According to current legislation, adults may have 28.5 grams of cannabis, or up to 8 grams of concentrated cannabis, but this may not be sold to others, given to underage people, taken across state lines, or left in an open container in a vehicle. No one may operate a vehicle while under the influence of cannabis. Many of the new marijuana laws in California are modeled after alcohol legislation.
In 2017, Riverside, along with San Mateo, California, became one of the first counties in the entire nation to implement a comprehensive continuum of care for people struggling with substance abuse disorders who are on Medicaid or qualify for Medicaid. The focus of the continuum is to better promote the systemic and practical reforms to make evidence-based addiction treatment more accessible and complete.

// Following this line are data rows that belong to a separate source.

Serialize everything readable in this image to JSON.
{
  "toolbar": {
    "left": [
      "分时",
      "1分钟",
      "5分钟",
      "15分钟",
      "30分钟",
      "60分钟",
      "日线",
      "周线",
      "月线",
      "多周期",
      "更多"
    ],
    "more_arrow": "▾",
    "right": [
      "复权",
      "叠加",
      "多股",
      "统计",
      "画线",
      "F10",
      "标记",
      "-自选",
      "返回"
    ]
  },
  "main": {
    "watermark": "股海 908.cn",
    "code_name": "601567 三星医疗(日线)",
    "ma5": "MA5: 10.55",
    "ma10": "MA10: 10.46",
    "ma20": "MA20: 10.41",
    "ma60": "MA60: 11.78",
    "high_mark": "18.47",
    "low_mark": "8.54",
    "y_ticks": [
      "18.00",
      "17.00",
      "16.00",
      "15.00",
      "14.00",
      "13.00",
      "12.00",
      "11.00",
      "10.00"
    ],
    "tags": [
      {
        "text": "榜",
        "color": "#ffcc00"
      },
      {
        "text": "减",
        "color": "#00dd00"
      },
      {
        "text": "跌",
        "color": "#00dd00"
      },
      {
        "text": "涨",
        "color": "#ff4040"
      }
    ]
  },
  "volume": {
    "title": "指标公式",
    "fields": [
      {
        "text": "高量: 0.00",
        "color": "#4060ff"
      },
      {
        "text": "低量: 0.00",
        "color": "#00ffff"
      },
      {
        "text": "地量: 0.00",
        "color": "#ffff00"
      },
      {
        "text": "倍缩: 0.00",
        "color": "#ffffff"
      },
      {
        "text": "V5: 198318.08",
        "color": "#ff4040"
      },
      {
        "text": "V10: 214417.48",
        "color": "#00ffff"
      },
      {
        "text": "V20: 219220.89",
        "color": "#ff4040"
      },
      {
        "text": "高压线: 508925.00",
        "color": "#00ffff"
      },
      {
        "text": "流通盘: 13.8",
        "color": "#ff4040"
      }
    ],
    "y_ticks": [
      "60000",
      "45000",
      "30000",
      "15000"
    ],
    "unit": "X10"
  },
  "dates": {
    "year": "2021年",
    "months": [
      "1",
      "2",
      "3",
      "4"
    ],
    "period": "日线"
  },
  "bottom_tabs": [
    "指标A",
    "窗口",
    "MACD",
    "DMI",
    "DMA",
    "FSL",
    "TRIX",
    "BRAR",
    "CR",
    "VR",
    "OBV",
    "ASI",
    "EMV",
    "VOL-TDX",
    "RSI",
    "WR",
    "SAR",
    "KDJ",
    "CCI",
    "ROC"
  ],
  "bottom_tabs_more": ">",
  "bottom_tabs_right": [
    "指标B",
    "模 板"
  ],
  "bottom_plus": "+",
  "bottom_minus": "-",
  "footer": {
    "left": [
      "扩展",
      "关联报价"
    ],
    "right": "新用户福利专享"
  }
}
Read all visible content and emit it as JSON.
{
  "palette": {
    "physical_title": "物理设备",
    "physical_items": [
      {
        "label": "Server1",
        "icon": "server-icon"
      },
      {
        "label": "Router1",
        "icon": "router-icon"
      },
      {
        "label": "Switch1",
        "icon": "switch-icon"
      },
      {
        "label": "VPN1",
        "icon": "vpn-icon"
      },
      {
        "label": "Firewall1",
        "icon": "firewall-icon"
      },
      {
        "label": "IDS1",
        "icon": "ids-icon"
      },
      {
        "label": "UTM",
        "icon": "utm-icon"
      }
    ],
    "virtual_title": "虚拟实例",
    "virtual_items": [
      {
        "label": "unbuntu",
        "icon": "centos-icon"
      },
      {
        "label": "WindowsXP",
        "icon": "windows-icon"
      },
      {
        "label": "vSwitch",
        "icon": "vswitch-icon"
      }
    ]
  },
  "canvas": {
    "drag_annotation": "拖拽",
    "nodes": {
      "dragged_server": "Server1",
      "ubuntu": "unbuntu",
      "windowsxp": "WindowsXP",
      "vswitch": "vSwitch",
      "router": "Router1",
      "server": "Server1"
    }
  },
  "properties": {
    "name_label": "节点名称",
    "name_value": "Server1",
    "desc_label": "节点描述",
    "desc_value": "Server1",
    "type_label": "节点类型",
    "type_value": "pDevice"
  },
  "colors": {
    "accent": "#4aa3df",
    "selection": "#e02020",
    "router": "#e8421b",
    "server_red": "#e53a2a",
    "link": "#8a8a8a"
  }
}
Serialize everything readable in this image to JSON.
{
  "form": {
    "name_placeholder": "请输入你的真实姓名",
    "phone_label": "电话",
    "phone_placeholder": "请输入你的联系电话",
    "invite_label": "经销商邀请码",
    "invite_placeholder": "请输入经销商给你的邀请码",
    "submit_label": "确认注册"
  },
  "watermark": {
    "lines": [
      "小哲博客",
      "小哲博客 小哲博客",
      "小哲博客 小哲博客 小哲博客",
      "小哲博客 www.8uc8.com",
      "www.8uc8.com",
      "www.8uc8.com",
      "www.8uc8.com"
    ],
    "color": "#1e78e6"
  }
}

Part of this program, through Medi-Cal — which is California’s implementation of federal Medicaid dollars — will involve setting up screening for adolescents who may be abusing drugs and alcohol in high school. Prevention specialists will work with high-risk youth in a neutral setting to determine if they need additional support.
There are several ways to get help to overcome substance abuse and related behavioral or mental disorders in Riverside. For example, the county offers a mental and behavioral services locator called Network of Care. Information of a range of substance abuse-related services can also be found at the county’s Substance Use Services page. Further information can be found through the nonprofit Up2Riverside, which offers a page on addiction and substance abuse resources in the county.
Cannabis-specific information for adolescents and adults can be found with county sponsorship on the Let’s Talk About Cannabis page. This helps to prevent abuse of the drug at a young age, reduces the risk of drug abuse among pregnant and breastfeeding mothers, and encourages responsible, moderate consumption.
If you find yourself in legal trouble in Riverside, the family court system has a series of substance abuse monitoring providers and treatment programs you can be referred to if you are convicted of a drug-related crime.
For those seeking specific approaches to detox and rehabilitation, or additional luxury services not offered through city or county programs, Psychology Today keeps a list of substance abuse treatment centers in Riverside, California.